Penolakan terhadap Metafisika dan Pengetahuan Spekulatif
Metafisika telah lama menjadi bagian dari diskusi filsafat, yang mempelajari aspek-aspek kenyataan yang mendasar dan sifat-sifat dasar dari eksistensi. Hal ini mencakup pertanyaan tentang keberadaan, realitas, dan sifat waktu dan ruang (Aristoteles, Metaphysics, 350 B.C).
Positivisme, dalam pandangannya, menolak klaim-klaim metafisika yang tidak dapat diverifikasi melalui metode ilmiah atau pengalaman indrawi. Bagi para penganut positivisme, diskusi metafisika sering kali dianggap spekulatif dan tidak memberikan kontribusi konkret terhadap perkembangan pengetahuan (Comte, Course of Positive Philosophy, 1830).
Inti dari kritik positivisme terhadap metafisika adalah kebutuhan verifikasi. Jika sebuah klaim atau teori tidak dapat diverifikasi atau diuji melalui metode ilmiah, maka klaim tersebut dianggap tidak memiliki dasar yang kuat dalam realitas empiris. Dengan demikian, klaim-klaim spekulatif yang tidak dapat diverifikasi dianggap tidak relevan dalam pencarian pengetahuan yang sah (Ayer, Language, Truth, and Logic, 1936).
Meskipun positivisme mengkritik keras metafisika, bukan berarti metafisika sepenuhnya ditinggalkan dalam tradisi filsafat. Banyak filsuf yang tetap mempertahankan pentingnya metafisika sebagai salah satu cabang filsafat. Namun, pengaruh positivisme telah membuat banyak ilmuwan dan filsuf lebih kritis terhadap klaim-klaim yang tidak dapat diuji atau diverifikasi (Russell, A History of Western Philosophy, 1945).
Kesimpulan
Positivisme, sebagai salah satu pendekatan filsafat, memberikan kerangka pemikiran yang mengedepankan pengetahuan yang berasal dari pengalaman indrawi dan observasi ilmiah.
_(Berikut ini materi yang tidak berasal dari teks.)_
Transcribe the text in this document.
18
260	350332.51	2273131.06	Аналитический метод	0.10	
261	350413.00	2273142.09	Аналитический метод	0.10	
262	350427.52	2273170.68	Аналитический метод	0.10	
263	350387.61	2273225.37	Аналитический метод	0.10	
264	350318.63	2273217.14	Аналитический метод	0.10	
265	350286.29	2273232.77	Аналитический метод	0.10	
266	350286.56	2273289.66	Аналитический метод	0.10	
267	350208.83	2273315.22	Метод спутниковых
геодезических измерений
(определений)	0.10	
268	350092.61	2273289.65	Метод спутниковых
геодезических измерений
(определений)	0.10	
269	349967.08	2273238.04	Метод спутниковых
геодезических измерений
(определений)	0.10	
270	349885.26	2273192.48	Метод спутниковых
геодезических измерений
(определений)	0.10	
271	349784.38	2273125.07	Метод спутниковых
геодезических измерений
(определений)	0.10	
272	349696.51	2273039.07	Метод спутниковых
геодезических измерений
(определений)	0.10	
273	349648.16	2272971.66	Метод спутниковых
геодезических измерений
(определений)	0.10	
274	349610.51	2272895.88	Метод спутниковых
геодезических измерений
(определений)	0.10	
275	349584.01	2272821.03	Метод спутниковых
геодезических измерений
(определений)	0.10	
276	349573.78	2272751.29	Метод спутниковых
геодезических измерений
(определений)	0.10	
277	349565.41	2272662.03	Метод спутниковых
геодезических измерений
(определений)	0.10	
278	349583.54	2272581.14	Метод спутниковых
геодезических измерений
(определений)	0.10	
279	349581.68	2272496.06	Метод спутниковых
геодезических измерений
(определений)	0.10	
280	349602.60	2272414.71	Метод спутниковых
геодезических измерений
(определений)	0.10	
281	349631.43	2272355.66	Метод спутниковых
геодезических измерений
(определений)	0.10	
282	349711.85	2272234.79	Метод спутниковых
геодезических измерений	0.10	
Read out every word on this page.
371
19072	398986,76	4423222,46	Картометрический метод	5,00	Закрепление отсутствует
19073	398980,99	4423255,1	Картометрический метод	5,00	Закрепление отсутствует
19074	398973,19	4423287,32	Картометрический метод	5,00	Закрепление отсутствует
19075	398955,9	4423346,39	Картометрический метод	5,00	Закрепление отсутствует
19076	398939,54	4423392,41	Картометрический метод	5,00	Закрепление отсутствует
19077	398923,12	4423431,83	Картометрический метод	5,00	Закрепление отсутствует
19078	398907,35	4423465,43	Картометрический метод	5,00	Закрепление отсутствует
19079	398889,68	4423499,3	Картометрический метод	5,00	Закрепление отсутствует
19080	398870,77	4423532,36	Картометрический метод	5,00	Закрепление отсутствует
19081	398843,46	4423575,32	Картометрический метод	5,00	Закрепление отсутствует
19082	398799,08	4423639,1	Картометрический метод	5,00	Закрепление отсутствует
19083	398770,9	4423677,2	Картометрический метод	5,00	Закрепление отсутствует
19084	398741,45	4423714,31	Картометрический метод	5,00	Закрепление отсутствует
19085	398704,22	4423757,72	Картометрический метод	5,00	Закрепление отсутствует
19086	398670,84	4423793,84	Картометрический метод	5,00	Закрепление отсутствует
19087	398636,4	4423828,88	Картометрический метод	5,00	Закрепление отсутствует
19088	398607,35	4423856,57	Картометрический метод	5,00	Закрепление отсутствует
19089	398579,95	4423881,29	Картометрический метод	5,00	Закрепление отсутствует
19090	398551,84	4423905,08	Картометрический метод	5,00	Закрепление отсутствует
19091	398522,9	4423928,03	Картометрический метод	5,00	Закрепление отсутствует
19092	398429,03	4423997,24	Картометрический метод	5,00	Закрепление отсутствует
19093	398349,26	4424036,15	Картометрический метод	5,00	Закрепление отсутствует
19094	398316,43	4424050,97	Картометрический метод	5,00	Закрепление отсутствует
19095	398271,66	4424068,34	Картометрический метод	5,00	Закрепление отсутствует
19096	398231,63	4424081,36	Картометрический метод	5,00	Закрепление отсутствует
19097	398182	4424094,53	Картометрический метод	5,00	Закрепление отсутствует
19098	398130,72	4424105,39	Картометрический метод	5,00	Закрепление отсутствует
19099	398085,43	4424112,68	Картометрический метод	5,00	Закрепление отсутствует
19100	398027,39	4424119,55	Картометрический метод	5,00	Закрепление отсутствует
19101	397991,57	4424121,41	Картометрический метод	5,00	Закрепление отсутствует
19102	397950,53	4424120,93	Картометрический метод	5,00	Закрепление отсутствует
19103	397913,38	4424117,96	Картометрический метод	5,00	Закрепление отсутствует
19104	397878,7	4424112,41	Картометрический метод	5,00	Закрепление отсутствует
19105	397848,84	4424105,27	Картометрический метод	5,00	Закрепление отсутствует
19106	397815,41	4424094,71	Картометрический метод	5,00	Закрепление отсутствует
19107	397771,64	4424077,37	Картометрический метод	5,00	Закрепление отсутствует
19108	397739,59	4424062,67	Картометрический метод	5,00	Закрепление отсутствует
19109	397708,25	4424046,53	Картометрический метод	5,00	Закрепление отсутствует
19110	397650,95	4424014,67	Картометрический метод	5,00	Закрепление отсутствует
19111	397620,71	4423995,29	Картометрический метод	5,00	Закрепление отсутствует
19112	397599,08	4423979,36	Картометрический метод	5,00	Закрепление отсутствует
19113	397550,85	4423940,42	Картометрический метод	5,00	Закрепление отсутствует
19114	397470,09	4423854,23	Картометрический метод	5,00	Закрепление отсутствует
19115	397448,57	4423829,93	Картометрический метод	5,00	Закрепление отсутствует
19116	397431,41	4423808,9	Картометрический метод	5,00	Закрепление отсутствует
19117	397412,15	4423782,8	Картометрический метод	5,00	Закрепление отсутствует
Melalui prinsip empirisme, positivisme menekankan pentingnya pengalaman sebagai sumber utama dari pengetahuan.
Pendekatan ini juga mendorong penerapan metode ilmiah yang sistematis dan obyektif dalam pencarian pengetahuan.
Sementara itu, dalam konteks metafisika dan klaim pengetahuan spekulatif, positivisme mengajukan kritik tajam dengan menekankan pentingnya verifikasi. Meski memiliki kritik dan tantangan, prinsip-prinsip positivisme telah memberikan kontribusi signifikan dalam pembentukan dan pengembangan metode ilmiah dalam berbagai disiplin ilmu, menunjukkan relevansinya yang mendalam dalam tradisi pemikiran modern.
Referensi:
John Locke, An Essay Concerning Human Understanding, Clarendon Press, 1690.
David Hume, A Treatise of Human Nature, Oxford University Press, 1739.
Immanuel Kant, Critique of Pure Reason, Cambridge University Press, 1781.
Karl Popper, The Logic of Scientific Discovery, Routledge, 1959.
Thomas Kuhn, The Structure of Scientific Revolutions, University of Chicago Press, 1962.
Auguste Comte, Course of Positive Philosophy, Clarendon Press, 1830.
Paul Feyerabend, Against Method, Verso, 1975.
Aristoteles, Metaphysics, Clarendon Press, 350 B.C.
A.J. Ayer, Language, Truth, and Logic, Dover, 1936.
Bertrand Russell, A History of Western Philosophy, Simon and Schuster, 1945.